その際、古賀氏らが意識したのは、納得感を重視した「強制しない」アプローチだった。プロセスを守ることを目的にせず、現場が腹落ちすることを重視する。問題が顕在化したタイミングで振り返りを促すなど、適切な介入を心がけた。そしてどこで流れが滞っているかを観測した数値に基づいて対話するようにした。
ただし、数値は評価ではなく「健全に価値を生み続けられているか」を見定めるものだ。そこで使用したのが生産性フレームワーク「SPACE」の5つの指標、(1)Satisfaction(幸福度・心理的安全性)、(2)Performance(アウトカム・品質)、(3)Activitiy(活動の量・PR数)、(4)Communication(協調・レビューの質)、(5)Efficiency(流れの良さ・待ち時間)だ。これらの指標は、開発ツールと連携できる分析ツール「Findy Team+」を活用して自動的に計測している。

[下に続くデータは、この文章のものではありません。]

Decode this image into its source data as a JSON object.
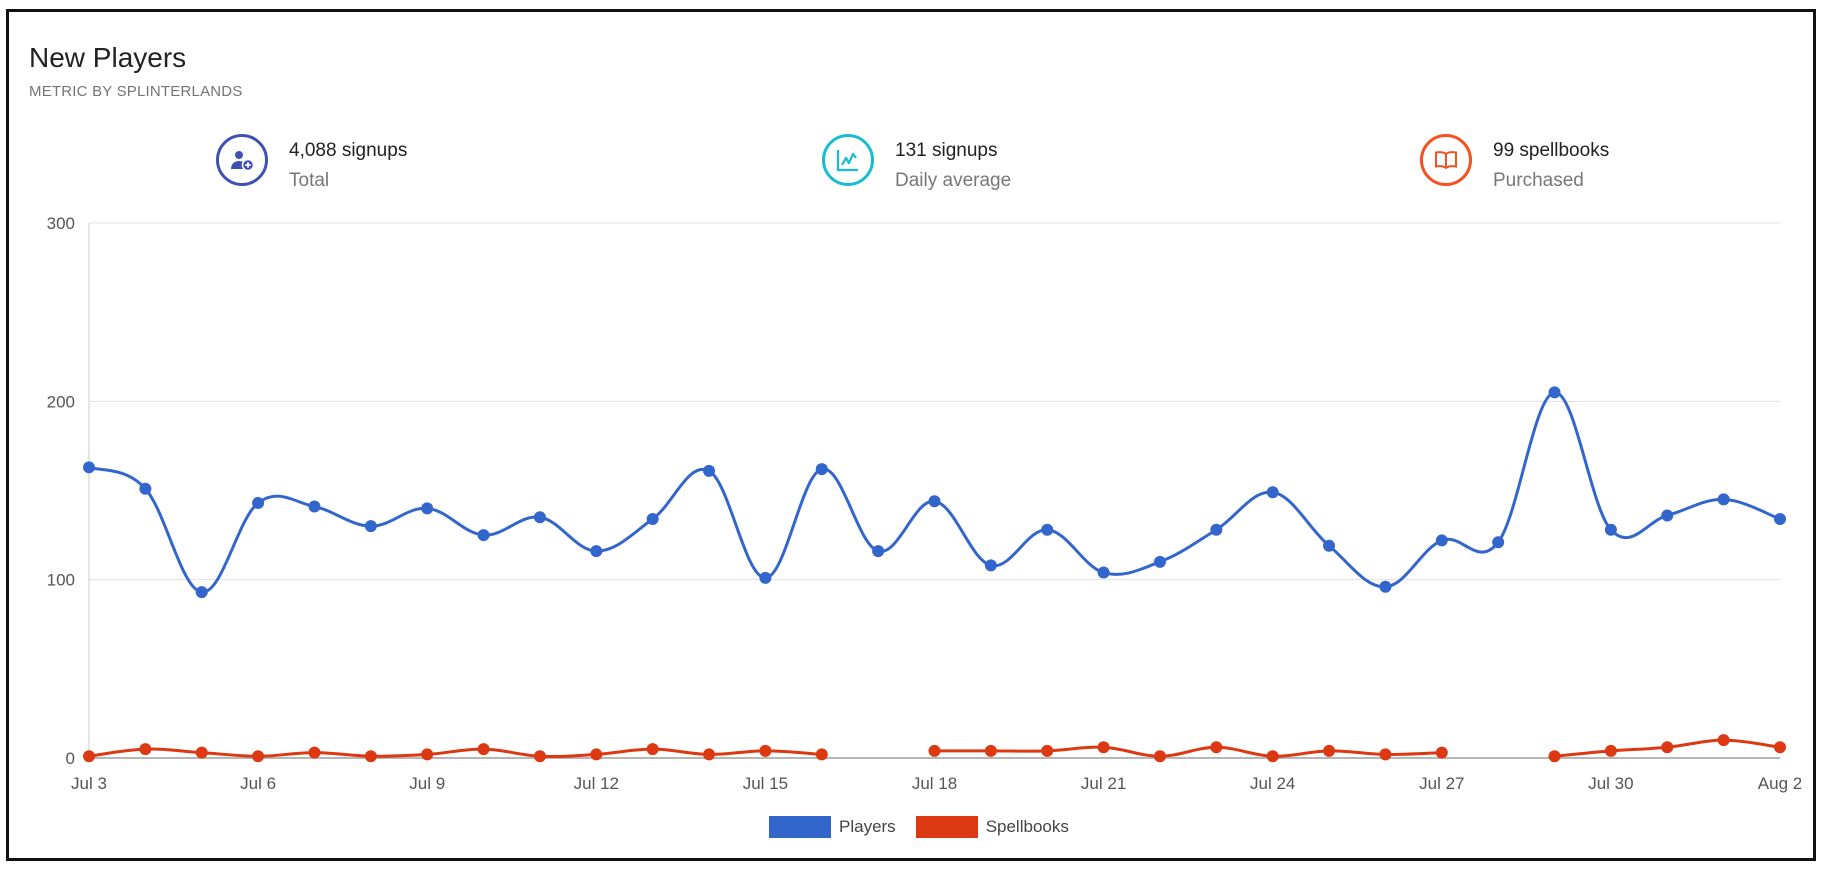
{
  "header": {
    "title": "New Players",
    "subtitle": "METRIC BY SPLINTERLANDS"
  },
  "stats": [
    {
      "value": "4,088 signups",
      "label": "Total",
      "icon": "add-user-icon",
      "color": "#3f51b5"
    },
    {
      "value": "131 signups",
      "label": "Daily average",
      "icon": "line-chart-icon",
      "color": "#18bcd4"
    },
    {
      "value": "99 spellbooks",
      "label": "Purchased",
      "icon": "open-book-icon",
      "color": "#f4511e"
    }
  ],
  "chart_data": {
    "type": "line",
    "x": [
      "Jul 3",
      "Jul 4",
      "Jul 5",
      "Jul 6",
      "Jul 7",
      "Jul 8",
      "Jul 9",
      "Jul 10",
      "Jul 11",
      "Jul 12",
      "Jul 13",
      "Jul 14",
      "Jul 15",
      "Jul 16",
      "Jul 17",
      "Jul 18",
      "Jul 19",
      "Jul 20",
      "Jul 21",
      "Jul 22",
      "Jul 23",
      "Jul 24",
      "Jul 25",
      "Jul 26",
      "Jul 27",
      "Jul 28",
      "Jul 29",
      "Jul 30",
      "Jul 31",
      "Aug 1",
      "Aug 2"
    ],
    "x_tick_labels": [
      "Jul 3",
      "Jul 6",
      "Jul 9",
      "Jul 12",
      "Jul 15",
      "Jul 18",
      "Jul 21",
      "Jul 24",
      "Jul 27",
      "Jul 30",
      "Aug 2"
    ],
    "y_ticks": [
      "0",
      "100",
      "200",
      "300"
    ],
    "ylim": [
      0,
      300
    ],
    "grid": true,
    "legend_position": "bottom-center",
    "series": [
      {
        "name": "Players",
        "color": "#3366cc",
        "values": [
          163,
          151,
          93,
          143,
          141,
          130,
          140,
          125,
          135,
          116,
          134,
          161,
          101,
          162,
          116,
          144,
          108,
          128,
          104,
          110,
          128,
          149,
          119,
          96,
          122,
          121,
          205,
          128,
          136,
          145,
          134
        ]
      },
      {
        "name": "Spellbooks",
        "color": "#dc3912",
        "values": [
          1,
          5,
          3,
          1,
          3,
          1,
          2,
          5,
          1,
          2,
          5,
          2,
          4,
          2,
          null,
          4,
          4,
          4,
          6,
          1,
          6,
          1,
          4,
          2,
          3,
          null,
          1,
          4,
          6,
          10,
          6
        ]
      }
    ]
  }
}
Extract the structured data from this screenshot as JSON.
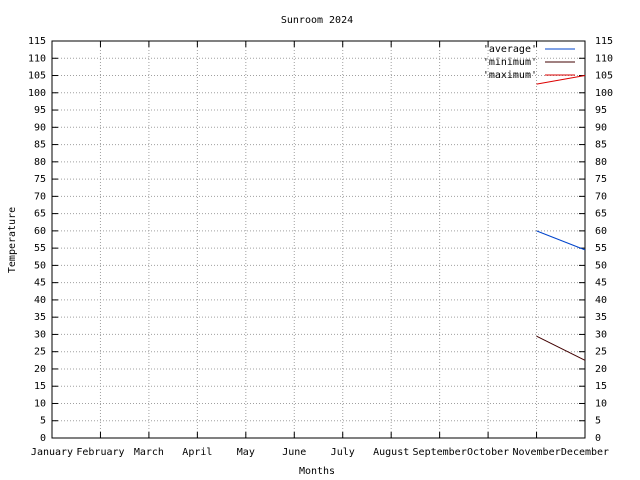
{
  "chart_data": {
    "type": "line",
    "title": "Sunroom 2024",
    "x_label": "Months",
    "y_label": "Temperature",
    "categories": [
      "January",
      "February",
      "March",
      "April",
      "May",
      "June",
      "July",
      "August",
      "September",
      "October",
      "November",
      "December"
    ],
    "series": [
      {
        "name": "'average'",
        "color": "#0044cc",
        "values": [
          null,
          null,
          null,
          null,
          null,
          null,
          null,
          null,
          null,
          null,
          60,
          54.5
        ]
      },
      {
        "name": "'minimum'",
        "color": "#400000",
        "values": [
          null,
          null,
          null,
          null,
          null,
          null,
          null,
          null,
          null,
          null,
          29.5,
          22.5
        ]
      },
      {
        "name": "'maximum'",
        "color": "#dd0000",
        "values": [
          null,
          null,
          null,
          null,
          null,
          null,
          null,
          null,
          null,
          null,
          102.5,
          105
        ]
      }
    ],
    "ylim": [
      0,
      115
    ],
    "yticks": [
      0,
      5,
      10,
      15,
      20,
      25,
      30,
      35,
      40,
      45,
      50,
      55,
      60,
      65,
      70,
      75,
      80,
      85,
      90,
      95,
      100,
      105,
      110,
      115
    ],
    "y2lim": [
      0,
      115
    ],
    "y2ticks": [
      0,
      5,
      10,
      15,
      20,
      25,
      30,
      35,
      40,
      45,
      50,
      55,
      60,
      65,
      70,
      75,
      80,
      85,
      90,
      95,
      100,
      105,
      110,
      115
    ],
    "grid": true,
    "legend": "top-right"
  }
}
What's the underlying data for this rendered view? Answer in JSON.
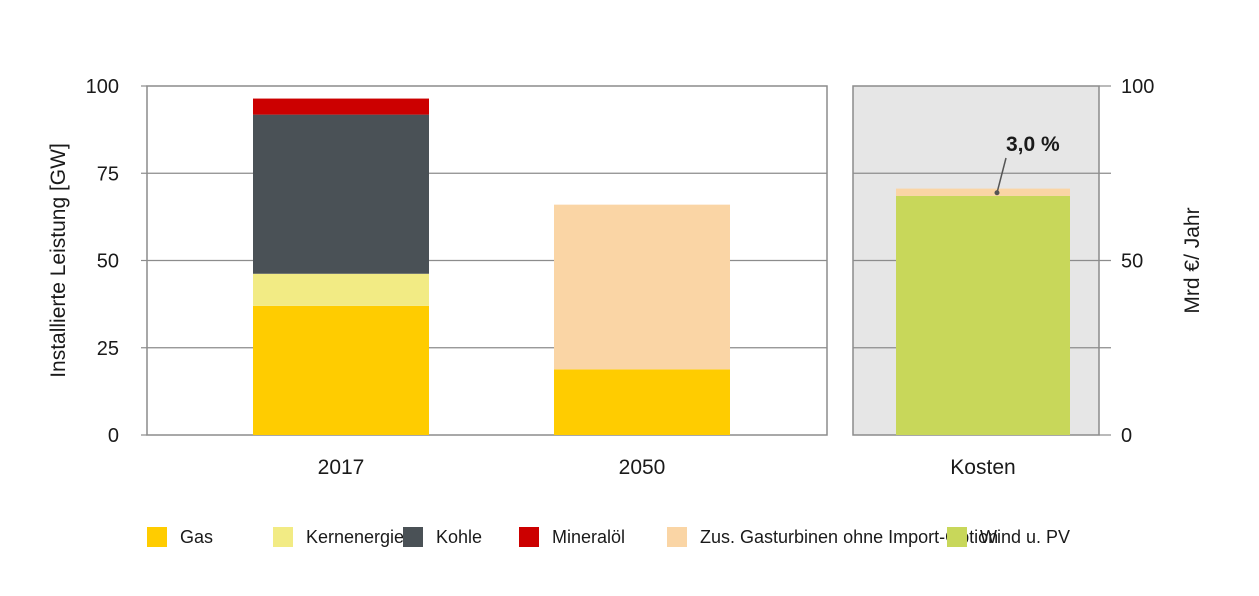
{
  "chart_data": [
    {
      "type": "bar",
      "stacked": true,
      "categories": [
        "2017",
        "2050"
      ],
      "ylabel": "Installierte Leistung [GW]",
      "ylim": [
        0,
        100
      ],
      "yticks": [
        0,
        25,
        50,
        75,
        100
      ],
      "grid": true,
      "series": [
        {
          "name": "Gas",
          "color": "#FFCC00",
          "values": [
            37,
            18.8
          ]
        },
        {
          "name": "Kernenergie",
          "color": "#F2EB84",
          "values": [
            9.2,
            0
          ]
        },
        {
          "name": "Kohle",
          "color": "#4A5156",
          "values": [
            45.6,
            0
          ]
        },
        {
          "name": "Mineralöl",
          "color": "#CC0000",
          "values": [
            4.6,
            0
          ]
        },
        {
          "name": "Zus. Gasturbinen ohne Import-Option",
          "color": "#FAD5A5",
          "values": [
            0,
            47.2
          ]
        }
      ]
    },
    {
      "type": "bar",
      "stacked": true,
      "categories": [
        "Kosten"
      ],
      "ylabel": "Mrd €/ Jahr",
      "ylim": [
        0,
        100
      ],
      "yticks": [
        0,
        50,
        100
      ],
      "grid": true,
      "background": "#E6E6E6",
      "series": [
        {
          "name": "Wind u. PV",
          "color": "#C8D75A",
          "values": [
            68.5
          ]
        },
        {
          "name": "Zus. Gasturbinen ohne Import-Option",
          "color": "#FAD5A5",
          "values": [
            2.1
          ]
        }
      ],
      "annotations": [
        {
          "text": "3,0 %"
        }
      ]
    }
  ],
  "legend": [
    {
      "label": "Gas",
      "color": "#FFCC00"
    },
    {
      "label": "Kernenergie",
      "color": "#F2EB84"
    },
    {
      "label": "Kohle",
      "color": "#4A5156"
    },
    {
      "label": "Mineralöl",
      "color": "#CC0000"
    },
    {
      "label": "Zus. Gasturbinen ohne Import-Option",
      "color": "#FAD5A5"
    },
    {
      "label": "Wind u. PV",
      "color": "#C8D75A"
    }
  ]
}
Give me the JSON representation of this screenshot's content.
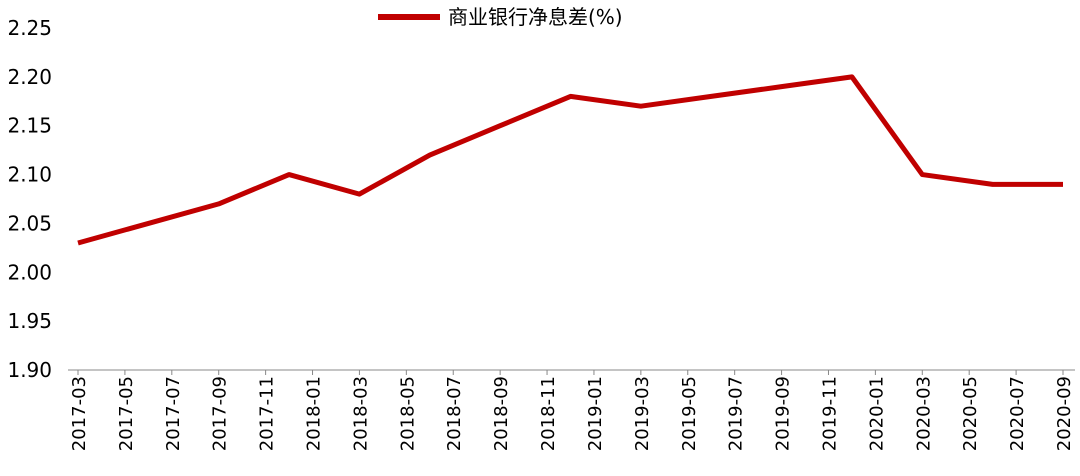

LeSS導入が組織に好影響を与えていることは、SPACEの指標からも読み取れる。まずSatisfaction指標では、アンケートでの「親しい知人や友人に、このチームで働くことを勧めたいか」の回答が72%から92%へと向上した。こうした心理的安全性の向上は不具合の早期発見や積極的な改善提案につながっている。
Performance指標ではリリース頻度が月に0.5回から2回へと増加。Efficiency指標となる平均サイクルタイムは10日から2日へと短縮された。小刻みにリリースできるようになり、ビジネスの要望にスピーディーに対応できるようになった。
さらに1人あたりの1日の会議時間が0.7時間削減できた。会議の目的を「共有」から「意思決定」に再定義し、会議体を見直したことが大きい。情報共有やドキュメントの見直しに関する調査では84%が高評価であり、満足度の向上も確認できた。